Theme 3: Embodied Intelligence and Spatial Grounding

As AI enters the physical world, it must bridge the gap between high-level semantic reasoning and low-level spatial literacy. Current models often struggle with 3D relationships, necessitating a move toward explicit positional encodings and world-action models. By synthesizing novel views or embedding physical constraints, agents can “see” around occlusions and navigate complex environments. Relevant works include Xiaomi-Robotics-U0: Unified Embodied Synthesis with World Foundation Model, Toward Predictive, Aligned, and Scalable Robot Learning, SpaceDrive: Infusing Spatial Awareness into VLM-based Autonomous Driving, FoundationGeo: Learning Spatial Pixel-Wise Fields for Monocular Metric Geometry, and SplatReasoner: Enhancing Embodied Reasoning and Grounding by Novel View Synthesis.

Theme 4: Auditable AI, Provenance, and the Social Construction of Truth

In regulated domains, the “black box” is a liability.

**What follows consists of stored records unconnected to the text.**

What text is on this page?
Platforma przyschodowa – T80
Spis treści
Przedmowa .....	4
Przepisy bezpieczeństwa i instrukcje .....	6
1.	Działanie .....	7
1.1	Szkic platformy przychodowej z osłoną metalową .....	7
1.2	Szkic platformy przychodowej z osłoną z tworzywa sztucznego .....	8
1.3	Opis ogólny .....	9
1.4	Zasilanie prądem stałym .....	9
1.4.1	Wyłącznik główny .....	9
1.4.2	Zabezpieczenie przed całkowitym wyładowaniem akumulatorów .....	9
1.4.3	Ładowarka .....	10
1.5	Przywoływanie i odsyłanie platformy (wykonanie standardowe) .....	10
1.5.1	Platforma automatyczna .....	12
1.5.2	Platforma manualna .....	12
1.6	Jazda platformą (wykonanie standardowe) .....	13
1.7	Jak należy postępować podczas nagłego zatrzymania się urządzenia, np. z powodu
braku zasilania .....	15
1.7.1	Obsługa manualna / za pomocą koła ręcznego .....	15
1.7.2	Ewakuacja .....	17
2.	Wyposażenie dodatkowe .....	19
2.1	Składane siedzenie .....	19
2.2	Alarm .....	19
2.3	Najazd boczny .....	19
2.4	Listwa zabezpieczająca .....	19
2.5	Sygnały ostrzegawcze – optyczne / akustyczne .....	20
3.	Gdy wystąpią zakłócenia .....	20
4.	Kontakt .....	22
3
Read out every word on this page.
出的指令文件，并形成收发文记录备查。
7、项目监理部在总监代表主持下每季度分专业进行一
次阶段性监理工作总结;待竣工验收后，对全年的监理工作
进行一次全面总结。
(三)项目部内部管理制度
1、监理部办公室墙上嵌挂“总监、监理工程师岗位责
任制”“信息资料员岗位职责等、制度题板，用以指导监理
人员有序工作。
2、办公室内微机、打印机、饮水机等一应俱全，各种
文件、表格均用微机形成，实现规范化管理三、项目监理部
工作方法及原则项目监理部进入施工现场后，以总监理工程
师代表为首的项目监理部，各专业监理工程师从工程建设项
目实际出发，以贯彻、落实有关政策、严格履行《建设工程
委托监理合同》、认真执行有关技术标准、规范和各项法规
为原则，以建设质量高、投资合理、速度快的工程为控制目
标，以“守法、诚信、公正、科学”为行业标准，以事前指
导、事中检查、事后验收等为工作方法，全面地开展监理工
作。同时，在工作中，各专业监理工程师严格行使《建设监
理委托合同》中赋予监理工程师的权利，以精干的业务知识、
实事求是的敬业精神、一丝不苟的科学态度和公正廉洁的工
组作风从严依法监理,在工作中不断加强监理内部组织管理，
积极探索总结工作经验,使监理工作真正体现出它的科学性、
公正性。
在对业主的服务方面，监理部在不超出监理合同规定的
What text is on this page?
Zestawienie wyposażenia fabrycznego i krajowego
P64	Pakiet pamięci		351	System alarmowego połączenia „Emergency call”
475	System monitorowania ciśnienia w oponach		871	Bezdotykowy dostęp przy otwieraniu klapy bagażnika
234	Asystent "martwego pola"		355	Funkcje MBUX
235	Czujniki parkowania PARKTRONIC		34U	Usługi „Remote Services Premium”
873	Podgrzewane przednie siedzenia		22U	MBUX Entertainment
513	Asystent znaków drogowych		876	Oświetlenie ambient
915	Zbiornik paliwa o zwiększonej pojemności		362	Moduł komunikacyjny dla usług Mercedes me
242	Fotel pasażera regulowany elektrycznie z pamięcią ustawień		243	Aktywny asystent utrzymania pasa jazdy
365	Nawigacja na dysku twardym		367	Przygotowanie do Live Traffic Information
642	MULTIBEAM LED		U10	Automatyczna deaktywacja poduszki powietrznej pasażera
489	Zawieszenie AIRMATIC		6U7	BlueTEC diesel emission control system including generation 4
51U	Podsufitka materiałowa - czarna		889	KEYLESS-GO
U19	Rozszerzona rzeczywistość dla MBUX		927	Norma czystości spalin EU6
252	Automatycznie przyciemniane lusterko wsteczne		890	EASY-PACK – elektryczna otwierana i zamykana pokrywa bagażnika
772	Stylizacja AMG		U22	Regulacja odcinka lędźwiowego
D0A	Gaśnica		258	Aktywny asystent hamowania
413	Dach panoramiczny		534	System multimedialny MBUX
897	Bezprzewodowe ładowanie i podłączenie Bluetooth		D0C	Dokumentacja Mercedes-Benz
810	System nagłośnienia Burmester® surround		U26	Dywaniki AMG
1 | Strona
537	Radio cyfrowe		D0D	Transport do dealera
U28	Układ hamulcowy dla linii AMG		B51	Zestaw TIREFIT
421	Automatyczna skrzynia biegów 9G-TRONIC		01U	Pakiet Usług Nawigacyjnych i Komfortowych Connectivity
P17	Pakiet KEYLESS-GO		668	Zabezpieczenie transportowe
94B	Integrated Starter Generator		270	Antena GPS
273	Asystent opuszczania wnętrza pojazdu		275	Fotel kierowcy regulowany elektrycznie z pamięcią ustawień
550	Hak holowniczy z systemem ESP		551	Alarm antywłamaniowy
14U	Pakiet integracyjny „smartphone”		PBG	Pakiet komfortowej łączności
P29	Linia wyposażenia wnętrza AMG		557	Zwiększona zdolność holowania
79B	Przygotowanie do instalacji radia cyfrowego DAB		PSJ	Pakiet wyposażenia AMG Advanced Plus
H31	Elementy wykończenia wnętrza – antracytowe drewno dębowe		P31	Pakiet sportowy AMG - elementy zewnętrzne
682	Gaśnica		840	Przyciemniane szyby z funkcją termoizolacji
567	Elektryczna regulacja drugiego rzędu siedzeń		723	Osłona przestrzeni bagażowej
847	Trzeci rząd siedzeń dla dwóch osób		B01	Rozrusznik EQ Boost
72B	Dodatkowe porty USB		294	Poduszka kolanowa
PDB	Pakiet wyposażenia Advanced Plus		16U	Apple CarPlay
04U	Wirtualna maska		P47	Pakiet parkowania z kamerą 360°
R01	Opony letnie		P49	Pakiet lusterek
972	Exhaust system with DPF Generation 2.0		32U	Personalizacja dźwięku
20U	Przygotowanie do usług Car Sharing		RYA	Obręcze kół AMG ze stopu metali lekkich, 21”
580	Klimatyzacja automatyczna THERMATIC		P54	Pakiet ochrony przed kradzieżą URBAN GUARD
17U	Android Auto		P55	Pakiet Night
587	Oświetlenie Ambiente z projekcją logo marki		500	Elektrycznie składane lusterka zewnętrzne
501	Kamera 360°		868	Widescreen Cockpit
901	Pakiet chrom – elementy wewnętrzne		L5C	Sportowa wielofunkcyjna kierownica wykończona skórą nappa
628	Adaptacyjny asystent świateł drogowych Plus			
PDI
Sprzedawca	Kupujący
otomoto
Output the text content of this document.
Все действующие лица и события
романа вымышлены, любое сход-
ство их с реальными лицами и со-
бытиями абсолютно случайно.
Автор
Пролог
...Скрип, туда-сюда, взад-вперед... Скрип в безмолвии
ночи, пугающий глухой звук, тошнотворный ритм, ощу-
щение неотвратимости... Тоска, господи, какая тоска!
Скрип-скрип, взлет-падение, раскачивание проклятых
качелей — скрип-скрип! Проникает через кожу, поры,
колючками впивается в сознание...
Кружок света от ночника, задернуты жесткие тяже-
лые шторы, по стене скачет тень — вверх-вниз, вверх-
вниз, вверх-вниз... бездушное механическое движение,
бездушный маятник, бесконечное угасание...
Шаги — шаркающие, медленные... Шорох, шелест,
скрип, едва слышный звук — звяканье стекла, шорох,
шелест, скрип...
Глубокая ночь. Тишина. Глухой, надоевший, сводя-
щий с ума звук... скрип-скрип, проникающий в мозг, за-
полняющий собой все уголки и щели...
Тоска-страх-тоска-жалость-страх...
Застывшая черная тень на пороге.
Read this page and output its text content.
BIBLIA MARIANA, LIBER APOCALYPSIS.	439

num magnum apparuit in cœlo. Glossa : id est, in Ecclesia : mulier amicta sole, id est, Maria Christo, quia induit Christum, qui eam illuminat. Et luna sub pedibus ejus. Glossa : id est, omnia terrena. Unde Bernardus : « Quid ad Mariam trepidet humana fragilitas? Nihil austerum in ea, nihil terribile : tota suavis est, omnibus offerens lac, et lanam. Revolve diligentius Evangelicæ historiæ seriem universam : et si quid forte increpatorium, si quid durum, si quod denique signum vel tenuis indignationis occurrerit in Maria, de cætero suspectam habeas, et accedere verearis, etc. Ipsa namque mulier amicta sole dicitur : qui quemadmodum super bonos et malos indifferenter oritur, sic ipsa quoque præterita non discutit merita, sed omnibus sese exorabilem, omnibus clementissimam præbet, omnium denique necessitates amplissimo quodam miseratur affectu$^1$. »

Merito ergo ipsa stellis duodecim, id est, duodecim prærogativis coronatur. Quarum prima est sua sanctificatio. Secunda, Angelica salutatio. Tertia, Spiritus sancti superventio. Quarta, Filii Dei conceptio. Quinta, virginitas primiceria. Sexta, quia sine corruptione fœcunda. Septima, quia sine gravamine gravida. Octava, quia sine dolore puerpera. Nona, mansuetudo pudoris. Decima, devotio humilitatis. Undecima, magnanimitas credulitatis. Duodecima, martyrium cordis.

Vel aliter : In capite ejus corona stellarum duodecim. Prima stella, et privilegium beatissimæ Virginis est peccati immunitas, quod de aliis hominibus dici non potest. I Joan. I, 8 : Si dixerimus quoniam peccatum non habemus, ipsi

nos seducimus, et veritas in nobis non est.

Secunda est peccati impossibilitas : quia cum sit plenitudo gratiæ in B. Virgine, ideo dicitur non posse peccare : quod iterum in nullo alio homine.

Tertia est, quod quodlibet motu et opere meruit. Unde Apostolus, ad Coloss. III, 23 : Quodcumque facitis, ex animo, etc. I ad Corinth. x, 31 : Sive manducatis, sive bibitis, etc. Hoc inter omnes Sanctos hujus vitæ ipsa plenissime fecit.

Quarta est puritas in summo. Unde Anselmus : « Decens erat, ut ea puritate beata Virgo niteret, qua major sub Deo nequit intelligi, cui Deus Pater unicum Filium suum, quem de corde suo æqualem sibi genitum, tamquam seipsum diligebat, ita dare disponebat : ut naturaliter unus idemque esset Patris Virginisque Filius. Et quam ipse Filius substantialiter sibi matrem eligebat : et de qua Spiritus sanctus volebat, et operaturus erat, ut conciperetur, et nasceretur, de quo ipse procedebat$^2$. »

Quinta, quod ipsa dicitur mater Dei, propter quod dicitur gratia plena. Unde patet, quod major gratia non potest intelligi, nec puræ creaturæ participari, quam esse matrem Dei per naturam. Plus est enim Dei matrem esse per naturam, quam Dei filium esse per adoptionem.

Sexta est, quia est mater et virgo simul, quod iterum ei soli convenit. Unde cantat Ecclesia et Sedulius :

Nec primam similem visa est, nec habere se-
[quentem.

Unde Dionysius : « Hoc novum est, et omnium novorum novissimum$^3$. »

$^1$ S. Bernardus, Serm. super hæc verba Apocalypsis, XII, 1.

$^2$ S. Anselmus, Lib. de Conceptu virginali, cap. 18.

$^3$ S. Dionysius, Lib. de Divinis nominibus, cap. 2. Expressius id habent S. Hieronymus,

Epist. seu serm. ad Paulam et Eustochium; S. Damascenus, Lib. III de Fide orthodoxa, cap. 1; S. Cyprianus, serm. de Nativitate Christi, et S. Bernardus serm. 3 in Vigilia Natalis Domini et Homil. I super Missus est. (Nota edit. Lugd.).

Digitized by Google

We are seeing a push for tamper-evident audit trails and a critical re-evaluation of “ground truth” as a human-constructed artifact rather than an objective reality. This theme encompasses both technical provenance and the ethical necessity of detecting bias and sycophancy in stateful agents. See AuditWeave: A Tamper-Evident, Auditor-Navigable Evidence Layer for AI-Assisted and Data-Transformation Workflows, modelDNA: Calibrated Lineage Verification and Merge Decomposition from Sampled Weight Fingerprints, Position: Every Ground Truth is a Human Construction, not an Objective Truth, Auditing Construct Overlap in Explainable Machine Learning: Evidence from Burnout-Depression Prediction Across Student Cohorts, A Survey on LLM Watermarking: Theory and Deployment, and Agents Don’t Just Agree, They Remember: Benchmarking Persistent Sycophancy in Stateful Personal Agents.

Theme 5: Scientific Machine Learning (SciML) and Domain-Specific Discovery

AI is evolving into a partner for scientific discovery, moving beyond curve-fitting to the autonomous generation of physical laws and complex system designs. By embedding physical priors—such as PDE operators or hyperbolic constraints—into neural architectures, we ensure models respect the laws of the universe. Notable contributions include LLM-PDESR: Robust PDE Discovery via Subdomain Weighted Residuals and LLM-Guided Symbolic Hypothesis Generation, GAE: Graph-Augmented Evolution for Scientific Discovery via Reinforcement Optimization, SciML in the Wild: A Diagnostic Study of When Structural Priors Help and When They Hurt, Large language model agents accelerate inverse design of metal-organic frameworks for gas separation, and An Autonomous Scientific Knowledge Generation Framework for AI-Driven Scientific Discovery.

Theme 6: Efficient Inference and Edge Deployment

As models scale, the bottleneck shifts to memory and compute. The field is pivoting toward “deployment-ready” AI, focusing on efficient KV cache management, low-precision training, and structural pruning. These optimizations allow high-resolution perception and reasoning to run on memory-constrained edge hardware. Key papers include Remembering Distinct Items, Not Tokens: A Learnable Dirichlet-Process Cache Between State-Space Models and Attention, MemDecay: Region-Aware KV Cache Eviction for Efficient LLM Agent Inference, RDQ: Residual Distribution Quantization for Large Language Models, Controllably Efficient Language Models, FlashBEV: Fast and Memory-Efficient Exact BEV Transformation with IO-Awareness, and NanoVSR: Towards Real-Time Video Super-Resolution on Edge Devices.